Under Newtonian physical modelling, a starfighter faces no opposition to its thrust. Broadly speaking, the more thrust applied to the craft, the fast it goes and as there is no air resistance-caused maximum speed, the maximum speed is effectively limitless.
However the methods of manoeuvring under Newtonian physics are not favourable to the defender, as in the time required to change direction whilst under attack, the craft is horribly vulnerable, manoeuvring in a near straight-line, while changing facing and applying thrust to counteract the kinetic energy built-up in the craft.
This is where “ethereal rudders” can change the nature of combat and restore the balance between attacker and defender. The principles appear to be that the ER creates negative velocity in the direction into which movement is desired, probably through the simulation of “mass”. A craft flying at 100 units per second will fly in a straight line as the velocity is equally applied; if 20 units of movement are deducted from the port side of the craft (assuming that there are two ER units either side of the craft), then with one fifth of the thrust removed, the craft will tip in the direction of the lower velocity at a rate of turn, proportionate to the difference in velocity.
It is obvious that bi-directional rudders will only produce lateral turns, so we must have two or more pairs or a single unit capable of compensating for velocity in any direction. This is not going to produce motion similar to that of aerodynamic craft, where the effect of “lift” is being used, and slight changes in direction merely redirecting the flow of air over the body of the craft. Instead, movement is going to be freer than aerodynamic craft but with the downside that there is no “free” energy as from diving. All movement off “0” is going to cost energy, not just to recover speed level but to actually effect the turn.
Consequently energy, or rather energy generation is going to be the key factor here. A craft will find a turn harder to achieve the higher the speed and weight of the craft. Engines need only be used to create additional thrust, so the energy generated on board the craft will be divided between the following system areas:
- Ethereal Rudders (including the “braking” principle).
- Life support (includes G-compensation).

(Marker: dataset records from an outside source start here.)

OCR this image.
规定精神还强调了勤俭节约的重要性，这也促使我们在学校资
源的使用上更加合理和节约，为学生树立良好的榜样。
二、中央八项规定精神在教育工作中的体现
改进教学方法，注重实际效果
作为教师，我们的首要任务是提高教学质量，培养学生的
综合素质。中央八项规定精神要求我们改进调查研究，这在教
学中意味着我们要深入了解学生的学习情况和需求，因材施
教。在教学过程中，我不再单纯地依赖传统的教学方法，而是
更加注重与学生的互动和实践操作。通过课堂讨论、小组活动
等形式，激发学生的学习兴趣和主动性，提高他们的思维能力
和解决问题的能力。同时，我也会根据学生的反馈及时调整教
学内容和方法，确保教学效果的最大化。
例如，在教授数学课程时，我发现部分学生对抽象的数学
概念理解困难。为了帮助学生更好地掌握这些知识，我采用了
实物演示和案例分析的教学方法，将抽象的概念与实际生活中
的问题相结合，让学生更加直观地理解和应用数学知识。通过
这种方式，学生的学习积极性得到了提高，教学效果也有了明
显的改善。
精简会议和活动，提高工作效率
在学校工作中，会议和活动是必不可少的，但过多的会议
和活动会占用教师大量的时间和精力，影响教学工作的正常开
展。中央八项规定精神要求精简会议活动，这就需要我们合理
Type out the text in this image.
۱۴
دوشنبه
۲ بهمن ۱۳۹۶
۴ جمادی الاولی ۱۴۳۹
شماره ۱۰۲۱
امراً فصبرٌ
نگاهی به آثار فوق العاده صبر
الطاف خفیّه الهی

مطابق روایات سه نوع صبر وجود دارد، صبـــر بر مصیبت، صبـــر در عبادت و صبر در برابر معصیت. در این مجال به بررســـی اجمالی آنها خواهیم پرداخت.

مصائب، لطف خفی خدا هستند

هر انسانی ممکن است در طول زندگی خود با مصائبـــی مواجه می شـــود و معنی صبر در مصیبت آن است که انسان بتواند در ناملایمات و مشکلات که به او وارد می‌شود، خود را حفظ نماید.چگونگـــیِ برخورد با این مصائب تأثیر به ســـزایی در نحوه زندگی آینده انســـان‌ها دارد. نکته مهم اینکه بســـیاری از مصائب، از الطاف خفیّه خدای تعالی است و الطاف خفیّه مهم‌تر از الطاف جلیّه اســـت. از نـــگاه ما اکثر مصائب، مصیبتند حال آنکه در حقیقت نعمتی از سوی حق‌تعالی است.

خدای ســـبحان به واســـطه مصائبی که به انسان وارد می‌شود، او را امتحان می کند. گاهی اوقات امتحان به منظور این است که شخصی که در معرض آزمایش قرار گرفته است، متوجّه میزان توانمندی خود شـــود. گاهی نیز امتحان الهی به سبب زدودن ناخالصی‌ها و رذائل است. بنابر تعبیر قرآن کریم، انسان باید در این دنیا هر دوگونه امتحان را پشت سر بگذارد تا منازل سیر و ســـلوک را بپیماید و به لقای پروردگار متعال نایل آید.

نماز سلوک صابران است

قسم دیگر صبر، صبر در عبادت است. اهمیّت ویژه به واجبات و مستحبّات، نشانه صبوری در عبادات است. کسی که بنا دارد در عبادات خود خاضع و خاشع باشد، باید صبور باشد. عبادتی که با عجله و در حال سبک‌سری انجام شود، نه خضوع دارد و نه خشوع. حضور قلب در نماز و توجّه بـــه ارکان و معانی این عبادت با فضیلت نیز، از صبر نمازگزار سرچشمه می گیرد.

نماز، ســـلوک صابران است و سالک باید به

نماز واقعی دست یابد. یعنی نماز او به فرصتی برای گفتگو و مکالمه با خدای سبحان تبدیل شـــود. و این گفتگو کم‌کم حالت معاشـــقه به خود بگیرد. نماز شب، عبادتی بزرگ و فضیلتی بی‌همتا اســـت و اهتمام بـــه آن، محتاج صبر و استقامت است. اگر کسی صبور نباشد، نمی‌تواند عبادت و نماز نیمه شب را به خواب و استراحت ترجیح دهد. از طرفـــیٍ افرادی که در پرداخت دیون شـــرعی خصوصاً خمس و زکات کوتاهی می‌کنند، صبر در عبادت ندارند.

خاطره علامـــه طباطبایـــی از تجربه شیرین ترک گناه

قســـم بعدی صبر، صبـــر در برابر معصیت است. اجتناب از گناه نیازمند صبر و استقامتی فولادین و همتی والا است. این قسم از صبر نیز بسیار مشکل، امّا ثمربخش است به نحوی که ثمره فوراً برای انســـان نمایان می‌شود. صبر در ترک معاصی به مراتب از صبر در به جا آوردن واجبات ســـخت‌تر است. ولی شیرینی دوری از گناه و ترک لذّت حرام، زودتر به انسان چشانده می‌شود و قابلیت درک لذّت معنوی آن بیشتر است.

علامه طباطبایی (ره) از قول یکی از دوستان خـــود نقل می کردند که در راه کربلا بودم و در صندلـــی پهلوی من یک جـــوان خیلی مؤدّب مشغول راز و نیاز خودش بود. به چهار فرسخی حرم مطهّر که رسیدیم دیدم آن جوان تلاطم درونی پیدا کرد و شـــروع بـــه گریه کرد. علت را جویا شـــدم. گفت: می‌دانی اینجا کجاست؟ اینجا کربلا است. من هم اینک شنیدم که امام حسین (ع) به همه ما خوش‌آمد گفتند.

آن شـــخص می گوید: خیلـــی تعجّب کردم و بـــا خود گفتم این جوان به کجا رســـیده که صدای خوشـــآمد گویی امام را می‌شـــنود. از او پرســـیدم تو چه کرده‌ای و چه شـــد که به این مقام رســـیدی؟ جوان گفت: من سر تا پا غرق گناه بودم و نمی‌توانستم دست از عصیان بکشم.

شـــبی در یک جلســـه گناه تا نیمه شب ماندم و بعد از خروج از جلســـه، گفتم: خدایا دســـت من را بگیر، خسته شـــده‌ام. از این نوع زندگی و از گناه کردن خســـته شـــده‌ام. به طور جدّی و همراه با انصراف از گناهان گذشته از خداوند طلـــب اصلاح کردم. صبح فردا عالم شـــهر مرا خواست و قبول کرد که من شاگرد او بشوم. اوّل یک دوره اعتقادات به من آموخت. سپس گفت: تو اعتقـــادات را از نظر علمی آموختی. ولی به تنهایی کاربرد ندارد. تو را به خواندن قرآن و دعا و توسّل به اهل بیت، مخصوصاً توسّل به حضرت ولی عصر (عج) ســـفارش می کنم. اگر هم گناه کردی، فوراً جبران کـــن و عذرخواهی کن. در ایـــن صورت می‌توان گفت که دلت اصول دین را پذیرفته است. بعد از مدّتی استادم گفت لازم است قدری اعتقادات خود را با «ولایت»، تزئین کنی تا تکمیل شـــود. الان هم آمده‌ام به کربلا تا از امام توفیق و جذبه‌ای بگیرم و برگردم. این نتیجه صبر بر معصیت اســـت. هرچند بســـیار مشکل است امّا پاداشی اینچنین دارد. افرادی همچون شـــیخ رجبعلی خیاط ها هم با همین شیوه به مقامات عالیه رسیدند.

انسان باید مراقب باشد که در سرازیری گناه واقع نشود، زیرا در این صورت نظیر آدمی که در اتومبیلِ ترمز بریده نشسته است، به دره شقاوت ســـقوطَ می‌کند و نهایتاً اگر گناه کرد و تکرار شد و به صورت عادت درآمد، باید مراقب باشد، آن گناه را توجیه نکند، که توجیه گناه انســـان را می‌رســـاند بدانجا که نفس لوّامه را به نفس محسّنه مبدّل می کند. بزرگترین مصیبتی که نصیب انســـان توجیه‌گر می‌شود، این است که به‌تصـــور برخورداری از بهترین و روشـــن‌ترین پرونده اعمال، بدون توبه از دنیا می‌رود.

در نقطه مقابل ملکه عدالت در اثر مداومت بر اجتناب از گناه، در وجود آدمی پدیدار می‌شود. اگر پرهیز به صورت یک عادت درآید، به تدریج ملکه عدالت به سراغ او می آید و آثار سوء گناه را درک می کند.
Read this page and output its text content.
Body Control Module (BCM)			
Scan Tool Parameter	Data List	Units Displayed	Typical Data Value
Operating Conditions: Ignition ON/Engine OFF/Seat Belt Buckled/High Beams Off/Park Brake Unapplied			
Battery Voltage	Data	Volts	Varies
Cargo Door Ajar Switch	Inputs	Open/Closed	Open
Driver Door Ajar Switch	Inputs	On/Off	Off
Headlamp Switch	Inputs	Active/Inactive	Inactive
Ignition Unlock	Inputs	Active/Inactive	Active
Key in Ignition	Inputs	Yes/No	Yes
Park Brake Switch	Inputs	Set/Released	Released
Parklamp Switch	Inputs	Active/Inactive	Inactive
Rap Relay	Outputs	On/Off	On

As an addendum, craft being carried upon other ships (the carrier-fighter principle) will need to either approach at low speed in order to be recovered, enter a resistance field to induce loss of kinetic energy or be captured in a tractor beam and brought into the docking bay.
The speed unit is the MGLT which corresponds to 100 metres per second. The Fw190a8 flies at a maximum speed of 656km per hour, or about 182 metres per second. As the X-Wing and TIE/In fighters both have MGLT maximum ratings of 100, this means that an FW190 can outrun both these fighters in a straight comparison, while the Sopwith F.1 Camel can do 49 metres per second. The F-15C could pull 739 metres per second, while the F.4 could make 658 metres per second.
These aircraft adapted to space combat would outrun the canon fighters so badly that we need to rethink the basis of these speeds in order to pin down the starfighters for comparative purposes.